Glasgow scored three tries and 21 points while he was off the field, through Tommy Seymour, Ali Price (again) and DTH van der Merwe, the Canadian international playing his first professional game of rugby in the land of his birth.

“It has always been a dream of mine to play in South Africa professionally,” said the club’s record try scorer, right, now in his second stint with the Warriors. “I came here with Canada once on a sevens trip to George but I was injured and didn’t get to play, which was very 
disappointing.

“But to get down here to play was a massive honour for me. My uncle, my mum’s brother, was in the stand with his family so it was great to have someone there that I haven’t seen in ten plus years.

“Now I am looking forward to a week down in Cape Town (before playing the Southern Kings next Saturday) where I still have family and a few of my friends.”

What will please the coaches is the fact that Glasgow rallied in the second half when the altitude might have taken its toll as it appeared to do last season. Instead Glasgow’s conditioning, or the Cheetahs’ lack of it, seemed to tell as the match progressed.

“We wanted to see what altitude would do to us,” said Van der Merwe who grew up in the Western Cape. “There was a lot of talk during the week about playing at altitude and how tired the boys were last year. We started off really well with a try straight off the bat when everyone was fresh, but they scored a couple of tries and everyone thought, ‘Is this the altitude having an effect?’.
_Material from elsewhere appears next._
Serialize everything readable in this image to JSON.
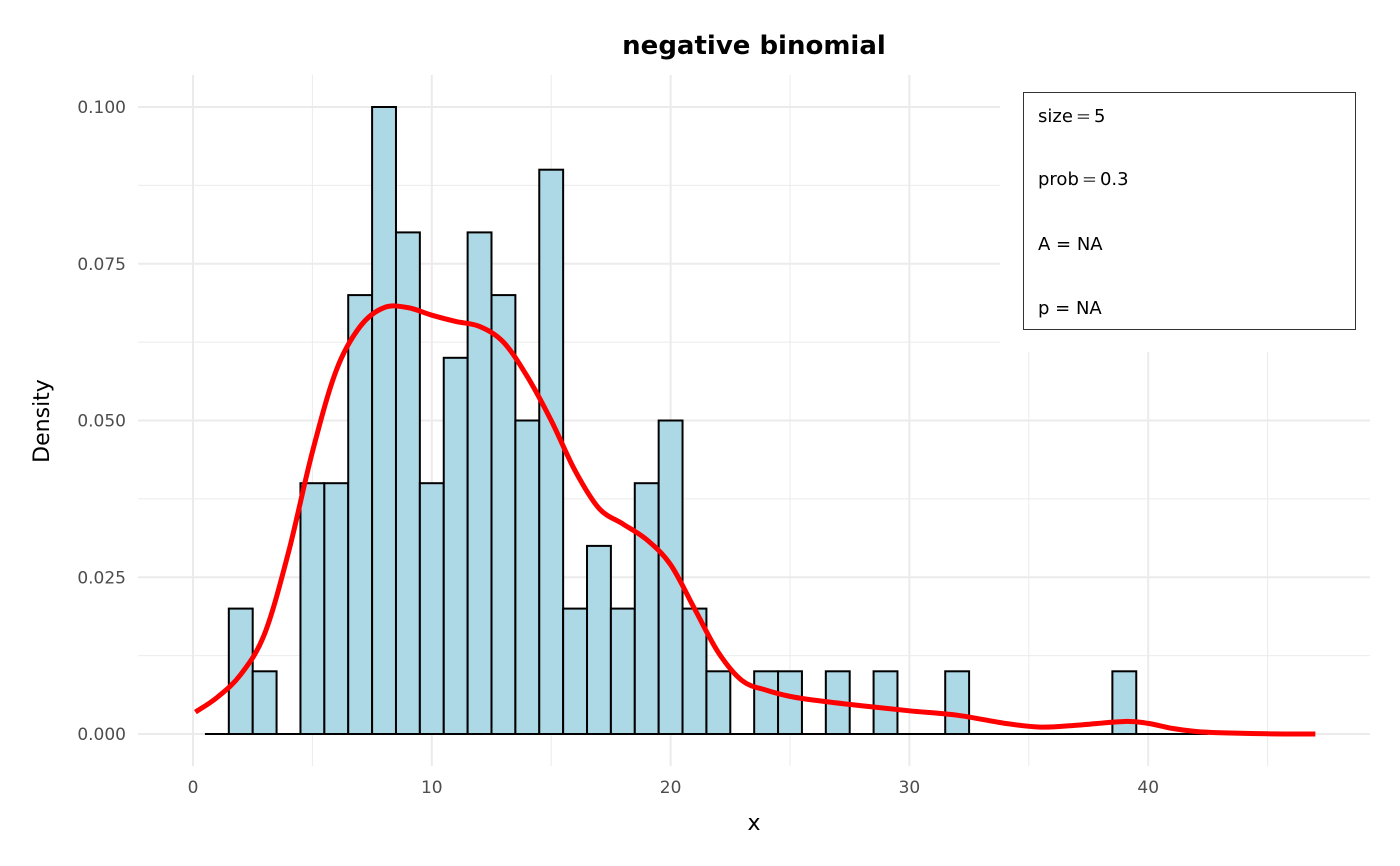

“We went through the processes that we do back home as well – taking a few breaths, just calm the nerves and think about our role. Then getting a good game plan and sticking to it. Once we did that we scored good tries. The Cheetahs are a different team at home and they’ve got some really dangerous players, so hats off to them as well for the tries that they scored out wide.”

Van der Merwe revealed that the Glasgow squad had watched the All Blacks lose to the Springboks over breakfast on Saturday morning with the majority of them supporting the underdogs. They may have been inspired by the jaw-dropping performance of the national team but the Cheetahs were unable to replicate it for more than the first 40 minutes.

Jaer scored his second try of the match when the fullback returned from the sin bin but Glasgow were far from 
finished.

With the usual slew of substitutes on the field further tries came from Callum Gibbins, at the second attempt after the TMO wiped off one earlier effort because of obstruction.

The final word went to reserve scrum-half George Horne, who replaced Van der Merwe on the left wing for the final ten minutes. He rounded off the scoring with a try five minutes from time.

After his man-of-the-match display against Munster, Adam Hastings took over kicking duties from Peter Horne and was eight from eight in front of the sticks. He eventually provided 22 of Glasgow’s tally.

Rennie’s team are now top of conference A and the only team in the Pro14 with three from three.